39第 39 章
娘俩闲话一阵,可王氏迟迟不說近日登门所为何事,百惠也只空有大脑,其实全是妇人之见,觉得她既然不是为家事而来,定是沒什么大事的,所以也不再发问。
眼见着天色渐晚,王氏也实在是绷不住了,這才面带难色的說:“按說這事是不该求到你们小两口身上,毕竟是长辈房裡的事,传出去好說不好听。只是我一介乡下妇人眼界有限,少不得就得麻烦到姑爷头上了,哎呀,這话儿也真是难說。”王氏话沒說完,老脸倒先红了。
百惠压根沒想到她会有啥大事,丈夫孩子锅台,除却這三样還能有啥,便沒当啥事的随意一问:“啥值当的事要這么客套,我們当小辈儿的您言语一声就好使。”
王氏又权衡再三,才尴尴尬尬为难的說道:“今儿娘来,实是想找姑爷帮着寻個伶俐懂事的丫头伺候。”
百惠恍然,還暗恼自己沒有想到前头,說:“是呀,爹现在已经是官身了,家裡沒個伺候的人确实寒酸了。就是這事?!那容易,娘你太外道了,這有啥不好說的。”
见她会意错了,王氏也顾不得老脸了,抹开面子直接道明来意,說:“你爹只身上任,身边沒個知冷知热的人伺候实在让人惦记,所以我想找個伶俐些的,又能拿得起笔墨的丫头在一旁伺候着。”

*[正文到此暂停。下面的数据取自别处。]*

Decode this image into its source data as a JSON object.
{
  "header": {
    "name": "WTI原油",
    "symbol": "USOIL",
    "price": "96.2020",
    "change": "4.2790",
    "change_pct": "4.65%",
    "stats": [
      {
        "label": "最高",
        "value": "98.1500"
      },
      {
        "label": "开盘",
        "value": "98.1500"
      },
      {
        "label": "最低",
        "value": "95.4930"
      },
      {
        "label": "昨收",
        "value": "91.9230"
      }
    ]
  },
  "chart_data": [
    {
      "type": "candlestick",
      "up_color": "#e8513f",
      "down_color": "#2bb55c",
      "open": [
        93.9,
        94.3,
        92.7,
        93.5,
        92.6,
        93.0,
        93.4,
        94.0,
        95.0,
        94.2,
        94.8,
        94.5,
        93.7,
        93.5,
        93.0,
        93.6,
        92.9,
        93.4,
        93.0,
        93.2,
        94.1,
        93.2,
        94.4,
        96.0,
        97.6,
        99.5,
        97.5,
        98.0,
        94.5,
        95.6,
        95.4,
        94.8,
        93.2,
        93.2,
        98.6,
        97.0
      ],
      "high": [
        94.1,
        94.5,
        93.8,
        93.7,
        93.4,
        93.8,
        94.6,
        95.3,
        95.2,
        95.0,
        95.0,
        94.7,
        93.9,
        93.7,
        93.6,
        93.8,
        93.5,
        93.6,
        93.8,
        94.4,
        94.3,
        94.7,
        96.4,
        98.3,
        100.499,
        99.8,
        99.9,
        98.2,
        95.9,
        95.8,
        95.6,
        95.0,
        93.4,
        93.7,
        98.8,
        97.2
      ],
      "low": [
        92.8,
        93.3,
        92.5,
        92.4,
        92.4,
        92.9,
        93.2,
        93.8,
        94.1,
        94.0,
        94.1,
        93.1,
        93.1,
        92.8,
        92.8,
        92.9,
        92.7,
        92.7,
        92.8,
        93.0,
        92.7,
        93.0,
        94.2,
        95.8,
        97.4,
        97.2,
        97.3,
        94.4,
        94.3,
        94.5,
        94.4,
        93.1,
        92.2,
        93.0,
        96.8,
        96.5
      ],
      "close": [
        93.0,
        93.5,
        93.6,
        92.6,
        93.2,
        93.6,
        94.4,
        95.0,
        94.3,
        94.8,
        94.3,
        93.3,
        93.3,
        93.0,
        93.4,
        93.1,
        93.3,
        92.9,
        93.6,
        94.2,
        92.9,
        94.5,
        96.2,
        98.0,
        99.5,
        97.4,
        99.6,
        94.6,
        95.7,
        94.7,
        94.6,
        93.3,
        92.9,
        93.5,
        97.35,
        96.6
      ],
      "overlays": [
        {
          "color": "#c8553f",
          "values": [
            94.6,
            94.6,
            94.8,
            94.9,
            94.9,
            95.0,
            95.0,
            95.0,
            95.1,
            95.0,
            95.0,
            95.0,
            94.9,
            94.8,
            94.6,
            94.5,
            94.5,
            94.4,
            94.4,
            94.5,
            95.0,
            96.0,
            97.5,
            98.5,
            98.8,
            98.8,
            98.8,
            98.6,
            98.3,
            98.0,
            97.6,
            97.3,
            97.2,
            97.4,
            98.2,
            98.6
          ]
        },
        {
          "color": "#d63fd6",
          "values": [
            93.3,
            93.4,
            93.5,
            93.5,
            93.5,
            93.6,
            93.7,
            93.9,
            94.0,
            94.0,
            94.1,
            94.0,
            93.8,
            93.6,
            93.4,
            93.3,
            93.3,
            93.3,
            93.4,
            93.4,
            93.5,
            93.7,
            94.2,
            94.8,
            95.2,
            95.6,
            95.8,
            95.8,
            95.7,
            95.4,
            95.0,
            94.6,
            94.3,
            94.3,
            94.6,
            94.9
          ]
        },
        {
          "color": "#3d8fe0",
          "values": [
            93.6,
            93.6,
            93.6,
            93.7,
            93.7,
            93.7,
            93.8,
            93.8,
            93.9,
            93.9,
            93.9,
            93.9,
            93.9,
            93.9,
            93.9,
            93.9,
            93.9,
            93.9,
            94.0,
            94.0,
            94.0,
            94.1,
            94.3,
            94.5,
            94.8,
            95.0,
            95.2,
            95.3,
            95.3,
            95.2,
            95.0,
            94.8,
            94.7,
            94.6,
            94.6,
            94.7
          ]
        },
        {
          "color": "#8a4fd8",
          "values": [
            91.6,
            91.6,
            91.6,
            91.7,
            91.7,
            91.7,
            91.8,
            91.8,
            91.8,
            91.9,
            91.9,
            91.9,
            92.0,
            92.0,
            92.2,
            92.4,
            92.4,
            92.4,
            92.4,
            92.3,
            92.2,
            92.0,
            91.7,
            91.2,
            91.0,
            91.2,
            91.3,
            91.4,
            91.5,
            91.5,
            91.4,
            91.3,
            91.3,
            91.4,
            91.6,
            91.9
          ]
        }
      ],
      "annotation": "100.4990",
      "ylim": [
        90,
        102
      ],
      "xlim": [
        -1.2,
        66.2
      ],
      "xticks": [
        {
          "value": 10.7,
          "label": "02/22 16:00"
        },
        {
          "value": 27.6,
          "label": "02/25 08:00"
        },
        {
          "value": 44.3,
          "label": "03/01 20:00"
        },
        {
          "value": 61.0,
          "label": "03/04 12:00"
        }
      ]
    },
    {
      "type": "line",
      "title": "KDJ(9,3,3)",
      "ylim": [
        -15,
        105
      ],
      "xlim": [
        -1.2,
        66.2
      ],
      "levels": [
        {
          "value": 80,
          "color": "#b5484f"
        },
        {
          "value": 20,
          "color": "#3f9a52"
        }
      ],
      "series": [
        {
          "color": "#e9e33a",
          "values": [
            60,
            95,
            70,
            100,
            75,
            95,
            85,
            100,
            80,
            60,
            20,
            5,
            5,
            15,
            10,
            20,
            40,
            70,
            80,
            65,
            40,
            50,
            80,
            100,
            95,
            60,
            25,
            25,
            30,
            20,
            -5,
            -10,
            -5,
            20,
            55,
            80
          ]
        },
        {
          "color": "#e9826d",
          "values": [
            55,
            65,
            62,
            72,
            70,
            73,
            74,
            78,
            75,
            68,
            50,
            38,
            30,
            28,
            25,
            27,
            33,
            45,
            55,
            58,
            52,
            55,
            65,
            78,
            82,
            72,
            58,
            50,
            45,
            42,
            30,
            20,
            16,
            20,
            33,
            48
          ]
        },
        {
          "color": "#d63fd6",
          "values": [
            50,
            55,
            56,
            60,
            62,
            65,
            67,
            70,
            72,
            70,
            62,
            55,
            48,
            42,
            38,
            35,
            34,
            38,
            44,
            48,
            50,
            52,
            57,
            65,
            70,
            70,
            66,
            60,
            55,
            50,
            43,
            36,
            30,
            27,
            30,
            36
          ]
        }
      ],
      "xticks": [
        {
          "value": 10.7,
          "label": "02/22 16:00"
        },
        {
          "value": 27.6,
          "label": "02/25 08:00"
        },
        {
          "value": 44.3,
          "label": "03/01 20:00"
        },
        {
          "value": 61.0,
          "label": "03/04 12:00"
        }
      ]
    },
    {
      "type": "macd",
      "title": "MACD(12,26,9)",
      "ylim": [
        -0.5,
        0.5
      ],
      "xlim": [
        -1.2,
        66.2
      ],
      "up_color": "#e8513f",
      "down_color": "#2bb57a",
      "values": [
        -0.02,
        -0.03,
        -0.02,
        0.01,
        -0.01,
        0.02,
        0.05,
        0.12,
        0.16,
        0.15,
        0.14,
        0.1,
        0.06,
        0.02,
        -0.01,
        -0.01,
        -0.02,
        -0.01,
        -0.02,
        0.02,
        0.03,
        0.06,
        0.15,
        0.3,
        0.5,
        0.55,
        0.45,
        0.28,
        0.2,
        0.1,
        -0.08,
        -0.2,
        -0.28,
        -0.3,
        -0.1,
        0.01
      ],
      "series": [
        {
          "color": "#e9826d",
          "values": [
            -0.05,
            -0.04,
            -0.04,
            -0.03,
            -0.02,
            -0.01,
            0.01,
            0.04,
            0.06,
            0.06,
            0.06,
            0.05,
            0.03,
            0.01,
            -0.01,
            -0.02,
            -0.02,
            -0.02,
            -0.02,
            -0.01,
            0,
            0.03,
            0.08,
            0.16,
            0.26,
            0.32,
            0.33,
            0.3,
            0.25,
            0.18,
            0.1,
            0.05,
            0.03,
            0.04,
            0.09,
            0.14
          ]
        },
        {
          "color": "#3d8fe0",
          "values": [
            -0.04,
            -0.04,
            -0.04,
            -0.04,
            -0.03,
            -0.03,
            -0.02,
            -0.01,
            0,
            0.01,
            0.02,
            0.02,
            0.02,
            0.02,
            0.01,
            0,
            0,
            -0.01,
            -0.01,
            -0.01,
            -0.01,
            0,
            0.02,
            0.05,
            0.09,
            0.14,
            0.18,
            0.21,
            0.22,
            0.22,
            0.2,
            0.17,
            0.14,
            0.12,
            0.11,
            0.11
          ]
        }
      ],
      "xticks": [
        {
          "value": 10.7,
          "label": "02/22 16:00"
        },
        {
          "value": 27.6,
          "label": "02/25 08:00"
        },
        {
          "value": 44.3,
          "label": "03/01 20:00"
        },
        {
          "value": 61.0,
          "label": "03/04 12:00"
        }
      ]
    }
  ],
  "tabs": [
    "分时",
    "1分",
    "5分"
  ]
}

什么?百惠以为自己听错了,忙问她:“什么只身上任沒人伺候?不是還有娘呢么。”
王氏抿嘴苦笑,局促的拢了拢鬓发,道不尽的心酸,干声說道:“哪有扔了祖宅根基的,如何富贵這裡都是最后的退路。况且你弟弟也正是关键,寻思着明年也要下场试试,還是家裡面读书静心。”
“這是什么道理,难道娘宁愿舍了爹爹守着栋破宅子几亩地么,况且书哪裡不能读了,是好样的在哪都出息。”不是有道說一人得道鸡犬升天么,怎么好像王氏并不开心。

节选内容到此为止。